Les USA négocient actuellement avec les Talibans pour cesser la guerre et ont déjà annoncé une réduction imminente d’environ 7 000 hommes déployés en Afghanistan au cours des prochains mois. Lors de son dernier discours à la nation, le président Donald Trump, qui depuis le début souhaite le retrait des militaires, a affirmé que « les grands pays ne mènent pas des guerres interminables ». En conclusion, l’Afghanistan s’effondrera en même temps que le régime de Kaboul au moment du départ des troupes occidentales et la réputation des généraux américains qui y ont fait leur carrière pourrait être sacrifiée : les intérêts stratégiques des USA sont prioritaires.
D’où vient cette idée ?
La décision d’en finir avec la présence militaire des Américains et de leurs alliés a été annoncée après des hésitations, qui ont eu pour conséquence l’augmentation du contingent il y a peu. Cela signifie sans aucun doute que les États-Unis ont acquis la certitude d’un embrasement général après leur départ. Et que l’incendie se propagera certainement à l’Asie centrale. Et que la Russie, la Chine et le Pakistan auront à l’éteindre.
Dans le but d’offrir une migraine carabinée à Moscou et Pékin, les USA font en ce moment de vigoureux efforts pour renforcer les positions de Daech dans le nord et les régions non Pachtounes de l’Afghanistan. Les brigands laissés sans ouvrage suite à l’intervention russe en Syrie y sont expédiés par hélicoptères sans marques d’identification. Les commandants de Daech sont libérés des cachots des Talibans par les forces spéciales américaines. Les Talibans, de leur côté, veulent soumettre l’Afghanistan et les territoires pachtouns du Pakistan, mais n’ont pas l’intention de porter le fer de l’islam radical vers le nord, ni de déstabiliser l’Asie centrale pour la plonger dans le massacre.
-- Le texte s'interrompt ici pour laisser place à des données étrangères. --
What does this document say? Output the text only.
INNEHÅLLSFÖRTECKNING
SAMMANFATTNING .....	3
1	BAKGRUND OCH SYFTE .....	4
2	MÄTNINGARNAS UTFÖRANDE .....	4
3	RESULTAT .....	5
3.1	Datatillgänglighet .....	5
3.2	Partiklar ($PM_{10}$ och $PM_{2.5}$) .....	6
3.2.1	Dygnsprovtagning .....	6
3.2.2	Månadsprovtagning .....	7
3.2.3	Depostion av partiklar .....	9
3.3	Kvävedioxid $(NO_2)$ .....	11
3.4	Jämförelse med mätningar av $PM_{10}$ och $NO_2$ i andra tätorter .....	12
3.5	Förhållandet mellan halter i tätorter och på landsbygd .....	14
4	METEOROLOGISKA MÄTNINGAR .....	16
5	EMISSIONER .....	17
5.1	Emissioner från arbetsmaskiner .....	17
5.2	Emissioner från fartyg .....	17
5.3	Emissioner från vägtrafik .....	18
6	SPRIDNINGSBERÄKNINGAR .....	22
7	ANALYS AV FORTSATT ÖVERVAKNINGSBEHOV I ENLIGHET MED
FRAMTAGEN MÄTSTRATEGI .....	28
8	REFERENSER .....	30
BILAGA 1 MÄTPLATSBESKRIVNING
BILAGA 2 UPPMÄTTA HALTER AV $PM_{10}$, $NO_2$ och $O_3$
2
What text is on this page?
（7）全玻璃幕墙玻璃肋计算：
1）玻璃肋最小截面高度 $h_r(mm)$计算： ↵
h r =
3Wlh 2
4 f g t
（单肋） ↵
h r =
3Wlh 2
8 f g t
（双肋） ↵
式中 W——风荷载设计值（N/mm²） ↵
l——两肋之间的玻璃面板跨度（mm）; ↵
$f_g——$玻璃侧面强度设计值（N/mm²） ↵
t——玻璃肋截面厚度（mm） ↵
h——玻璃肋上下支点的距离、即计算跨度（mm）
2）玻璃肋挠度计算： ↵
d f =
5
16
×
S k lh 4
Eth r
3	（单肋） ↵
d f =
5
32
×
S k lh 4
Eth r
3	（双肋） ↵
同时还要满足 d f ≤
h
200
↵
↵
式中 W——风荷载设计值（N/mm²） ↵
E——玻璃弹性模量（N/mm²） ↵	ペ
Daesh a besoin des Américains pour renforcer sa base dans le nord de l’Afghanistan et se rapprocher de la Russie et y pousser par le chaos des millions de réfugiés des anciennes républiques de l’Asie centrale. Un autre objectif est de faire la jonction avec les terroristes islamistes de la province chinoise du Xinjiang.
Le projet de loi soumis au Congrès est un signal : cette région stratégiquement sensible va bientôt connaître de brutales convulsions, bien plus qu’au Moyen-orient. En conséquence, une seconde base russe au Kirghizstan, dont la création se discute actuellement à Bichkek, devient d’une nécessité extrême.